Market Focus Shifting
With oil prices spiking as Libyan exports came off the market Saudi Arabia become the focus for global markets.
The Saudis started pumping more oil but banned a much- hyped day of rage, cracking down on any sign of dissent and ultimately drawing a line in the sand and ending fears that a revolution was about to sweep the oil fields of the Gulf.
We are nowhere near the end game on this story but the market has other things to focus on at the moment, one of which is dealing with the impact of the natural disaster in Japan which sparked a nuclear disaster and disrupted the global supply chain to the point where Jim O’Neil from Goldman Sachs Asset Management told me one company, Toyota, was having a noticeable impact on global GDP growth.
It still sends shivers down my spine listening to CNBC’s Tokyo Bureau chief Kaori Enjoji report live about the human tragedy from the scene of the disaster. The market impact was huge, with stocks across the world selling off so aggressively that panic selling hardly did the price action justice.
The global sell-off following the Japanese crisis quickly turned around so that by early April the FTSE 100 was back at levels seen before the disaster.
Having been off the front pages since early January, the debt crisis began to resurface with talk of a Greek default, chaotic communication on what to do about with Germany and the ECB deciding to hold a very public debate on who should bare the brunt of losses on a Greek restructuring.
Three months of uncertainty raised the prospect of Greece defaulting but even the US credit rating began to be a worry for investors as S&P warned it could downgrade American debt if talks on raising the debt ceiling did not end in a credible agreement.
The jury remains out on both Greece and the US debt talks and both issues are likely to remain close to the surface in the second half of the year as we approach the Aug. 2 deadline on the debt ceiling and the bond vigilantes test the latest plaster placed on the Greek crisis by the EU and IMF.
Adding to the uncertainty is the slowdown in the US, Germany and potentially China.
Over the coming months we will see if dramatic fall in US data is down to temporary factors like the Japanese disaster or high oil prices or a sign of something more dangerous, a return to recession when many are questioning the ability of the world’s major central banks to stimulate demand via unconventional monetary policy.
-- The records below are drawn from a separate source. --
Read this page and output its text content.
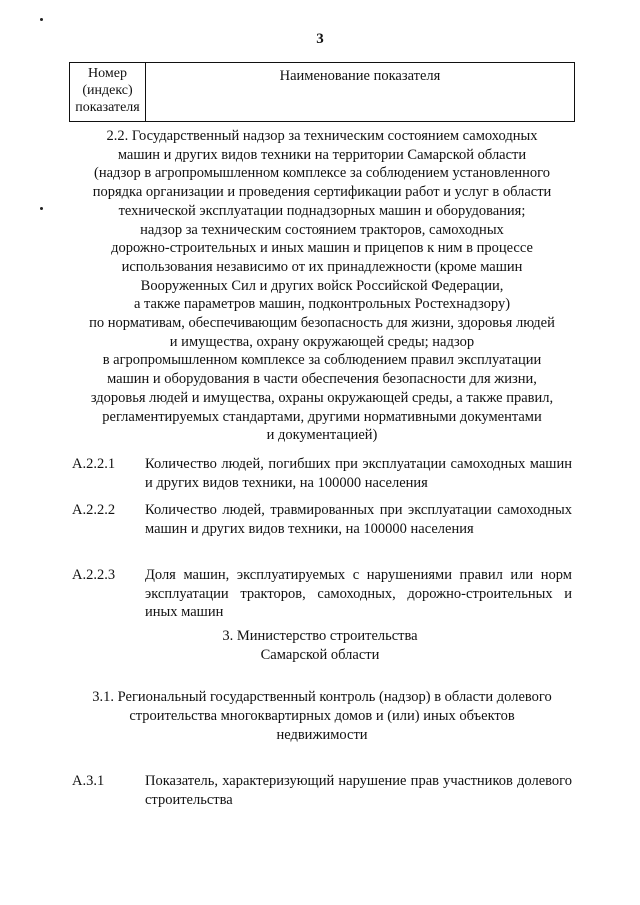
3
Номер
(индекс)
показателя
Наименование показателя
2.2. Государственный надзор за техническим состоянием самоходных
машин и других видов техники на территории Самарской области
(надзор в агропромышленном комплексе за соблюдением установленного
порядка организации и проведения сертификации работ и услуг в области
технической эксплуатации поднадзорных машин и оборудования;
надзор за техническим состоянием тракторов, самоходных
дорожно-строительных и иных машин и прицепов к ним в процессе
использования независимо от их принадлежности (кроме машин
Вооруженных Сил и других войск Российской Федерации,
а также параметров машин, подконтрольных Ростехнадзору)
по нормативам, обеспечивающим безопасность для жизни, здоровья людей
и имущества, охрану окружающей среды; надзор
в агропромышленном комплексе за соблюдением правил эксплуатации
машин и оборудования в части обеспечения безопасности для жизни,
здоровья людей и имущества, охраны окружающей среды, а также правил,
регламентируемых стандартами, другими нормативными документами
и документацией)
А.2.2.1 Количество людей, погибших при эксплуатации самоходных машин и других видов техники, на 100000 населения
А.2.2.2 Количество людей, травмированных при эксплуатации самоходных машин и других видов техники, на 100000 населения
А.2.2.3 Доля машин, эксплуатируемых с нарушениями правил или норм эксплуатации тракторов, самоходных, дорожно-строительных и иных машин
3. Министерство строительства
Самарской области
3.1. Региональный государственный контроль (надзор) в области долевого
строительства многоквартирных домов и (или) иных объектов
недвижимости
А.3.1	Показатель, характеризующий нарушение прав участников долевого строительства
Money Printing Had Little Impact
Alan Greenspan told CNBC last night that the second round of money-printing or quantitative easing, QE2, had little or no impact.
"There is no evidence that huge inflow of money into the system basically worked” said the former Fed governor in an interview with Maria Bartiromo.
If he is right and the bulls are wrong on the economy then what can policy makers do to get us back on track? Loosening the fiscal purse strings does not look like a viable option given fears over the debt burdens in Europe and the US.
Printing more money is looking like a busted flush and Washington is about to enter a presidential election cycle earlier than at any time in history, for what is likely to be an ugly battle for the White House.
It must be hoped that the slowdown is indeed temporary or the only game in town might be the Chinese currency reserves.
The next six months are likely to keep investors on their toes.
Watch events in Bahrain for clues on whether revolution will spread to the Gulf as Saudi Arabia and Iran square up in the tiny island state.
Watch the commodities market for volatility and signs of market participants getting into trouble and watch second quarter earnings for evidence of whether corporate profit growth is sustainable in such uncertain times.
Simon Derrick, the head of currency research at Bank of New York Mellon in London has been worrying all year about whether 2011 is turning into 2008.
Let’s hope his worst fears are proven wrong but mark his words from April 6.
“If the loans extended to Northern Rock and Bear Stearns collectively amounted to somewhere in the region of 72.5 billion euros, then how does this compare to the bailouts of Greece and Ireland?”